Back in February, Delta Council leadership began talking about the prospect of contracting a photographer to spend a couple of weeks in the south Delta region, documenting the backwater flood.
Instead of hiring it out, Delta Council employee Mary Catherine Brooks stepped up and volunteered to do the project herself.
“I didn’t grow up in the Delta, and I wanted to learn more about the Delta,” Brooks told the Indianola Rotary Club this week. “What was supposed to be two week project has turned into six months.”
What is now being called “The Forgotten Backwater Flood” has turned into Brooks’ passion and her own personal mission to shine a light on the 550,000 acres that have been flooded in the region for the first half of 2019.
“Five-hundred and fifty thousand acres is more than New York City and Los Angeles combined,” Brooks said. “It is more sparsely populated, but the lives there are still just as affected and matter as much as any other taxpayers in the United States.”
At the center of the backwater flood lies a political controversy, which seems to be coming to a head.

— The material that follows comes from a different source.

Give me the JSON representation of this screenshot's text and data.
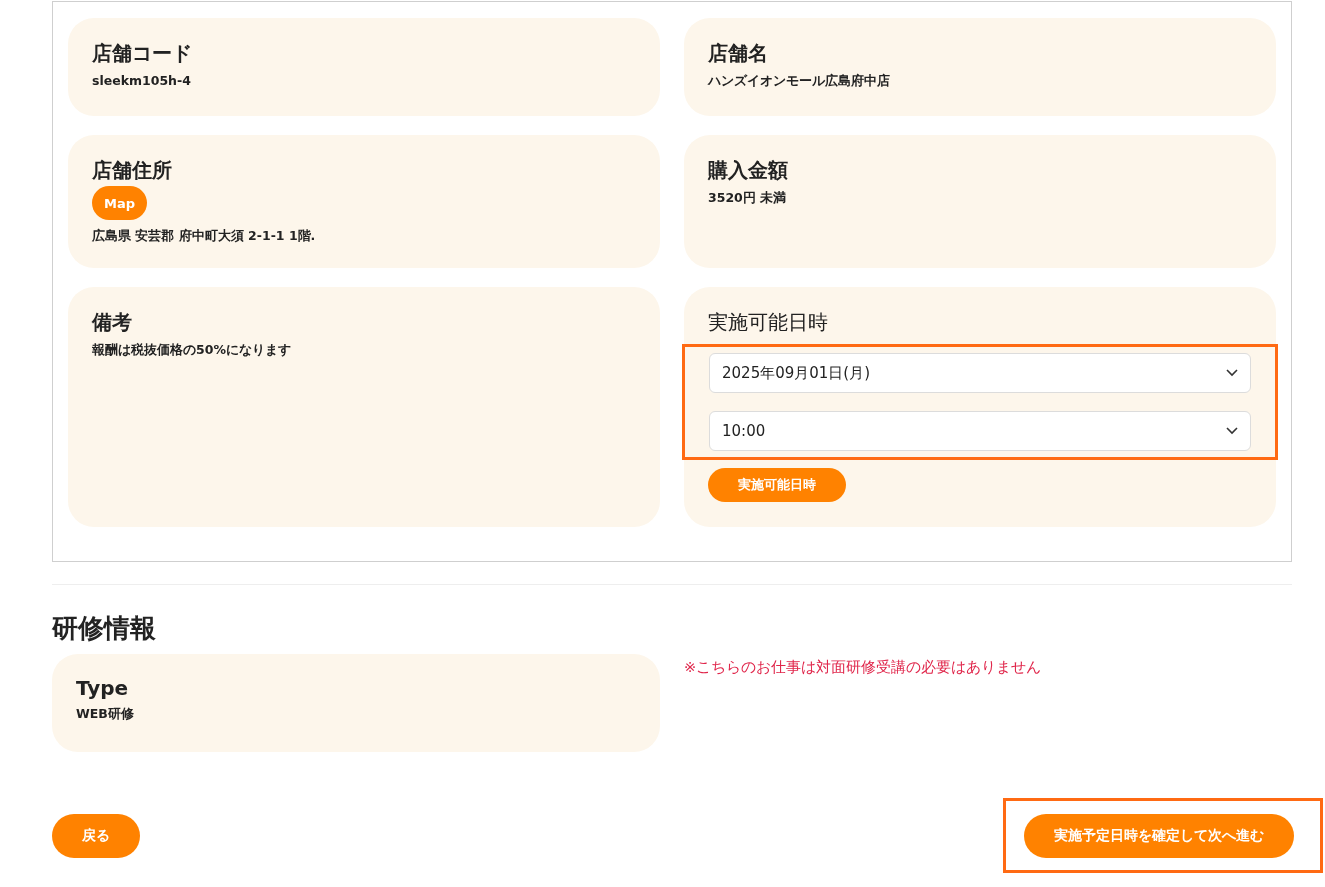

Years ago, Congress approved the construction of the Yazoo Backwater Pumps, which if they were fully operational, Brooks said would have prevented much of the devastation citizens and wildlife are experiencing in the flooded area.
The pumps, however, had opposition, and according to the Mississippi Levee Board, the Environmental Protection Agency vetoed the $220 million project in 2008 under the George W. Bush administration.
The levee board said construction of the pumps would have prevented over $350 million in damages to the region from 2008-2018.
Brooks said the pumps would have kept the flood stage to a point that would have likely saved hundreds of homes, which have been underwater for months.
Brooks has spent 10 to 12 hours a day, many times five days a week, traveling the south Delta, documenting the people, wildlife and homes affected by the flood.
She said the Forgotten Backwater Flood Facebook page has thousands of pictures of the flood, with stills and drone footage, as well as interviews with those who have suffered the most from the flooding event.
Brooks said she has talked to families who have had to alternate sending kids to school and parents to work in order to keep water pumping away from their homes.
One mother, she said, lost her job because she had missed too many days, tending to her home.
Small businesses in the area have also closed their doors due to months of people not being able to access them by main roads.
Brooks’ main mission is to get the word about this flood outside Mississippi.
“If we don’t educate the public and get this outside of the couple of counties affected, we are never going to get this changed,” she said.
Just this week, over a dozen wildlife related companies and organizations took a stand, withdrawing from the Mississippi Wildlife Federation’s Wildlife Extravaganza, after event organizers apparently would not allow an advocate for the pumps to purchase a booth and educate attendees on the issue.
Among those pulling out of the event, which is slated to take place this weekend, is the Mississippi Department of Wildlife, Fisheries & Parks, which is not associated with the non-profit Wildlife Federation.
“Earlier today, the Commission on Wildlife, Fisheries, and Parks, meeting by a specially-called teleconference voted unanimously to withdraw from the Extravaganza, and participation in future events with the Federation, until further notice,” MDWFP said in a statement earlier this week.